TodaysVerse.net
And we have seen and do testify that the Father sent the Son to be the Saviour of the world.
King James Version

Meaning

This verse comes from a letter written by the apostle John, one of Jesus' closest disciples, who witnessed Jesus' life, death, and resurrection firsthand. John uses the word 'testify' very deliberately — this is courtroom language, the vocabulary of an eyewitness making a sworn statement. He is not sharing a philosophy or a feeling; he is making a specific truth claim based on what he personally saw. The phrase 'Savior of the world' is sweeping in its scope: not just Savior of the Jewish people, not just of the religiously sincere, but of the world — every kind of person, every nation, every century that would ever come after.

Prayer

Father, thank You for sending Your Son not for the worthy or the ready, but for the whole world — all of it, including the parts of me I'd rather keep hidden. When my faith grows thin, anchor me in the testimony of those who saw and refused to stop saying so. Let me find my own voice among theirs. Amen.

Reflection

John is an old man when he writes this — almost certainly the last surviving member of Jesus' inner circle. Almost everyone he walked with is dead, most of them killed for what they believed. He has had decades to quietly revise his story, to soften the claims, to make peace with a more manageable version of what he saw. And instead, he writes: we have seen. We testify. Present tense. The conviction hasn't faded. Whatever happened on those roads in Galilee, in that upper room, outside that sealed-shut tomb — John still can't shake it. There's something steadying about that when your own faith feels thin and borrowed. You are not starting from zero. You're standing in a long line of witnesses who gave everything based on what they saw. That doesn't erase doubt — honest faith never does, and John would probably tell you that himself. But 'the Father has sent His Son to be the Savior of the world' is not a claim held lightly by the people who first made it. When you're lying awake at 3 AM wondering if any of this is real, John's old, weathered voice is still saying: I was there. I saw it. And I'm still saying it.

Discussion Questions

1

John uses the language of an eyewitness making a legal testimony. What does it mean to you that the foundation of Christian faith is rooted in firsthand witness rather than myth or tradition alone?

2

Has your faith ever felt secondhand — inherited from parents or culture rather than personally owned?
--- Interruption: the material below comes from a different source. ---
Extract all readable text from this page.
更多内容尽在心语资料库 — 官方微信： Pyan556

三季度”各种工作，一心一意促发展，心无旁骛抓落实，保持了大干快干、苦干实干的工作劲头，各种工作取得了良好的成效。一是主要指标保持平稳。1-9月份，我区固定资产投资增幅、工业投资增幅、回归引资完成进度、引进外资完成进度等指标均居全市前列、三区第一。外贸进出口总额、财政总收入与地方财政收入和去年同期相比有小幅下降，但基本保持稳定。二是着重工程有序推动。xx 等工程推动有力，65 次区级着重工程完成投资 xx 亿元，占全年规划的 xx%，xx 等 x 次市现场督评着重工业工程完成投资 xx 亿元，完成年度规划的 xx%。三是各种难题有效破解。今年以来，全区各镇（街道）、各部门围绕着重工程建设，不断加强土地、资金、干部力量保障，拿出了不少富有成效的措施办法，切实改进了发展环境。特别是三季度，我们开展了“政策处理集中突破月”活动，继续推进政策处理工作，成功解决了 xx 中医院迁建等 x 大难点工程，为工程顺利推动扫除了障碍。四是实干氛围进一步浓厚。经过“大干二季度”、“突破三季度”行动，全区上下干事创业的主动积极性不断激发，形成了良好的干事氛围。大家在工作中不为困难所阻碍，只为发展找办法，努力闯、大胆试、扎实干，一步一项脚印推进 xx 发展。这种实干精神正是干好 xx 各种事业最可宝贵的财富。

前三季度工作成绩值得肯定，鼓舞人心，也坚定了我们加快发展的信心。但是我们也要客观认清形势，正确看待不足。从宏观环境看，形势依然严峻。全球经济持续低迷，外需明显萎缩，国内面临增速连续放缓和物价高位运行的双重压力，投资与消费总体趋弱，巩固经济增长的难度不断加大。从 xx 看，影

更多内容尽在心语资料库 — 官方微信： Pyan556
What has moved it, even slightly, toward something more your own?

3

"Savior of the world" is an enormous claim. Who do you find it hardest to believe that salvation is genuinely available for — and what does that honest answer reveal about your view of God?

4

The verse says the Father 'sent' His Son — a deliberate, purposeful mission. How does the idea of God actively sending rather than passively waiting change how you understand your own worth to Him?

5

If you were to write your own 'we have seen and testify' statement — not borrowed from John but drawn from your own life — what would you say you have witnessed that points you toward God's reality?